Précédemment, chez Christopher Nolan
J’avais beaucoup bavé au sujet d’Interstellar à l’époque. Ce film était fascinant malgré ce qu’il est convenu d’appeler « la routine Nolan ». Pour résumer, Nolan ne réinventait pas Christopher, et il refaisait exactement tout ce qu’on avait pris l’habitude de voir chez lui. Une exposition archi-verbeuse délivrée par un érudit (en l’occurrence, Sir Michael Caine). Des ellipses temporelles immenses gérées à l’aide d’une simple coupe, à deux doigts d’être paresseuses quand elles servent à éluder les pires incohérences (cf. The Dark Knight Rises). Et enfin, une longueur parfois désespérante, qui passe quand le réalisateur nous offre vraiment quelque chose à contempler (ce qui n’est pas toujours le cas, à cause de sa mise en image presque naturaliste). Heureusement, Nolan est un conteur hors pair, qui manie les dialogues et le découpage comme personne, rendant le tout fascinant à suivre.

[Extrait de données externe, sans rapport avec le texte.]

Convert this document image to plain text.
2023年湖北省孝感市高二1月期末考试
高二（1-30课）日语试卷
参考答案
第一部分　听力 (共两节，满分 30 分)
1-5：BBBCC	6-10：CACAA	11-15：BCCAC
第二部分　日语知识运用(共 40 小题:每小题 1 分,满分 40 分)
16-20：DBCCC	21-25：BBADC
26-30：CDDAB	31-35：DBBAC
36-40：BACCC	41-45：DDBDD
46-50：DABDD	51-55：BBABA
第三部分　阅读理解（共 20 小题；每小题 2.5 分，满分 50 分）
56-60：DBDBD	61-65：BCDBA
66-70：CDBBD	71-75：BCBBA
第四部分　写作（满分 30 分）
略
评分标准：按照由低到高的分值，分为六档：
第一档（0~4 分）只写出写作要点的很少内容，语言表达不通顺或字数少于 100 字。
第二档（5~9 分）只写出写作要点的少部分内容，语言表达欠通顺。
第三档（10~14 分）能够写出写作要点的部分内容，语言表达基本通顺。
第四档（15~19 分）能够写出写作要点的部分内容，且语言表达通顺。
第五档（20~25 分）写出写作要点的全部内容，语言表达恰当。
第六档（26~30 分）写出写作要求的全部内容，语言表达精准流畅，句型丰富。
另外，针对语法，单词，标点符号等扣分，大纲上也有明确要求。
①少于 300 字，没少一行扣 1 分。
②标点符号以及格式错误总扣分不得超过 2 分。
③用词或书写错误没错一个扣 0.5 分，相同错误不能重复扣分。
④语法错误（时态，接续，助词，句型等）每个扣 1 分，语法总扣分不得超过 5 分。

Mais ce qui était hypnotique au début devenait de plus en plus routinier et casse-gueule, film après film. Le réalisateur était peut-être conscient que l’esbroufe ne fonctionnerait pas éternellement, chaque nouvel opus mettant plus à mal la suspension d’incrédulité. The Dark Knight Rises a été une plongée en apnée au ciné, mais il ne supporte pas deux, puis trois visionnages sans révéler les failles de son histoire, de grosses failles. Interstellar est alors arrivé comme un film terminal, qui se vivait comme un aveu, une leçon sans tabou sur la logique et les procédés du cinéaste (pour lire la réflexion en entier, c’est par ici).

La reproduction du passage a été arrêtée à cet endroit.